To her embarrassment, the curtain was pulled back abruptly and Gemma was staring out at her over the window box. She said something Lorinda could not hear and Karla appeared in the window beside her. Gemma battled briefly to open the window. Karla gesticulated frantically and puzzlingly over Gemma's shoulder.

“What's going on?” Gemma won and leaned out of the window. “Can you see? They won't let us out into the foyer.” From somewhere behind her, there came the sound of sobbing.

“Listen, don't let them shove you around like that!” Karla said, shoving Gemma aside to take her place at the open window. “Come in here with us. Tell them you're visiting Gemma. And take a good look at what's going on as you come through the hall.”

It sounded worth a try. Macho was already shouldering his way through the crowd. Lorinda and Freddie fell in behind him.
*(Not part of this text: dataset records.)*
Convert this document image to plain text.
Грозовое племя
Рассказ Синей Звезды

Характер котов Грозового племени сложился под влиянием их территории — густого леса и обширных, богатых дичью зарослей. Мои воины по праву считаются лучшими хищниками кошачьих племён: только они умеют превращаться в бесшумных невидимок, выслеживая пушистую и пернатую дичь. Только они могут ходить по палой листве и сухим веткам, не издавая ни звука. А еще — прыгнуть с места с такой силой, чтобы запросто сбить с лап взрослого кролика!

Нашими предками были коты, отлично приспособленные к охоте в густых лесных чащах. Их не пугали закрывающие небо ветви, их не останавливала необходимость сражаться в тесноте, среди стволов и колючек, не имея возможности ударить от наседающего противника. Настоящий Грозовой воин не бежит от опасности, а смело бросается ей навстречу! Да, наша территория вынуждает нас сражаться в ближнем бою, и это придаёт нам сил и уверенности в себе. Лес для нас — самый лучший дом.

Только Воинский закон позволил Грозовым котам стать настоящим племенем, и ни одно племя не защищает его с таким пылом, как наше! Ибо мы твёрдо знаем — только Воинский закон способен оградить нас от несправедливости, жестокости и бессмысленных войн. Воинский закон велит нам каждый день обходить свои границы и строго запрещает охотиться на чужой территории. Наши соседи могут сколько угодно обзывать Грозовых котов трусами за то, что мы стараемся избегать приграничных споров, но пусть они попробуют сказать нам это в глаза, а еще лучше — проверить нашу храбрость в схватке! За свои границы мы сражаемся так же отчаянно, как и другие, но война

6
After a momentary hesitation, Jennifer Lane followed them. You couldn't blame her for trying, either.

The paramedic just inside the door was not happy about allowing them through, but realized his authority did not extend to barring visitors to residents, especially as Gemma was standing in her open doorway beckoning them on.
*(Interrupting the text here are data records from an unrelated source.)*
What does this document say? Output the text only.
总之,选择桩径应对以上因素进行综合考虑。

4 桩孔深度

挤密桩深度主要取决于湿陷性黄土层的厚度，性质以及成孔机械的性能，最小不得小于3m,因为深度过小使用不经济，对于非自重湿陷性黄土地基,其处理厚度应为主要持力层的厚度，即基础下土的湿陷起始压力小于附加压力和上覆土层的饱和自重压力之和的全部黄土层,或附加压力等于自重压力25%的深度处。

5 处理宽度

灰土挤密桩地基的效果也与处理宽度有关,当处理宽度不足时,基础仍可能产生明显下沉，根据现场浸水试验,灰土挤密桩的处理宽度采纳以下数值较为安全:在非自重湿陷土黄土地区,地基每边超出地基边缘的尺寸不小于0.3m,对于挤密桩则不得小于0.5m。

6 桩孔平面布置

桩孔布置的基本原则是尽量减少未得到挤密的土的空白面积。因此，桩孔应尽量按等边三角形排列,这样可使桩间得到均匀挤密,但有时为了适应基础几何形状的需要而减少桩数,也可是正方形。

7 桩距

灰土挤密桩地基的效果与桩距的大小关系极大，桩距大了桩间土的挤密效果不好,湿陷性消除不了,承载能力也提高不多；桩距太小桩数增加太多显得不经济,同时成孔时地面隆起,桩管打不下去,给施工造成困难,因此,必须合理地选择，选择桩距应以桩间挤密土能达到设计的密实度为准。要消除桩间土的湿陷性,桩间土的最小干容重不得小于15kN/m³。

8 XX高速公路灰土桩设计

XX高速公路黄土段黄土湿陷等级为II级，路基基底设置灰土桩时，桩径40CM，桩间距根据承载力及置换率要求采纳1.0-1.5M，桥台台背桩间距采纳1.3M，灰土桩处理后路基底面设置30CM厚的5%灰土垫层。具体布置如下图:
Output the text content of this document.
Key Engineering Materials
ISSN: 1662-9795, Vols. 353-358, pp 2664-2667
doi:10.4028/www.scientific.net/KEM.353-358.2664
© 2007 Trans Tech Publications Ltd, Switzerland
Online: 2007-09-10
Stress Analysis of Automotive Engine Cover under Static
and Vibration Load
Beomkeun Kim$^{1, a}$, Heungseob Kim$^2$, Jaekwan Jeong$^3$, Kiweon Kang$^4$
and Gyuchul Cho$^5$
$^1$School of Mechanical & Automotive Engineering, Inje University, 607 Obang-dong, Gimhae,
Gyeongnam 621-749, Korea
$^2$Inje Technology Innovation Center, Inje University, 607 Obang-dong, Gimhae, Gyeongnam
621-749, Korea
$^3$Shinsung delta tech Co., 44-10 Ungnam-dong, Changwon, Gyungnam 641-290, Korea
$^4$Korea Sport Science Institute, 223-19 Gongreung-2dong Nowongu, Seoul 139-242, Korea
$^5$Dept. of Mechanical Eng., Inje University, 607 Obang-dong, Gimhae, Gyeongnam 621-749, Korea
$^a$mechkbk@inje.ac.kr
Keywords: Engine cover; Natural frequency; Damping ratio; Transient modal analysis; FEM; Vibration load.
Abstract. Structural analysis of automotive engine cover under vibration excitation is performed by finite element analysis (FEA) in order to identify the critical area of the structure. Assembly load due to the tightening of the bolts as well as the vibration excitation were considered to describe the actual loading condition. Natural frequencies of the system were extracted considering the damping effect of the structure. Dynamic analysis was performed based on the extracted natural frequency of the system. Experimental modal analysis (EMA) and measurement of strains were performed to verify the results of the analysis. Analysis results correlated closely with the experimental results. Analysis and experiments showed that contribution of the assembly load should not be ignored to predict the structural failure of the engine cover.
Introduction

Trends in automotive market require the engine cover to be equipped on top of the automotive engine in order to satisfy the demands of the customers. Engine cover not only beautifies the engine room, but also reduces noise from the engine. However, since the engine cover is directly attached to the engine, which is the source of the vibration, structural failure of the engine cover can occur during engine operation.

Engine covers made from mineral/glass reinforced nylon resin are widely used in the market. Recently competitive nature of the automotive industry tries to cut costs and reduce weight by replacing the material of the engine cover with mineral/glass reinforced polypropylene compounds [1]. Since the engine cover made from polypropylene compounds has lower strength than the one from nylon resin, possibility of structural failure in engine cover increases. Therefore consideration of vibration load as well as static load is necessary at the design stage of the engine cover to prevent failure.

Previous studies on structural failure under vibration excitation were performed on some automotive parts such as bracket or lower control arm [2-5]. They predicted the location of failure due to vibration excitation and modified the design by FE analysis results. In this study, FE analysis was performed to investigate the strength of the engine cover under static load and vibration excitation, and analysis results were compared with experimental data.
Macho stood back and gallantly waved the women ahead of him, thus ensuring that he had more time to take in the situation. In her brief glimpse, Lorinda saw that two of the medical team were standing at the opened doors of the lift, leaning into it and looking down. The stretcher-bearers, led by an anxious Gordie wringing his hands, were being ushered to the stairs leading down to his quarters, the box-rooms – and the bottom of the lift shaft.

Gemma let them into her flat, even Jennifer, then tried to bar the way to Macho. “I'm sorry,” she said, “but this is a private – Oh!”

“That's right,” Freddie turned back. “You
do
know him. Macho's just changing his image.”

“Oh, of course, I'm sorry. Forgive me.” Thoroughly flustered, Gemma closed the door behind them and leaned against it, still staring incredulously at Macho. “Uuuh, it's very effective.”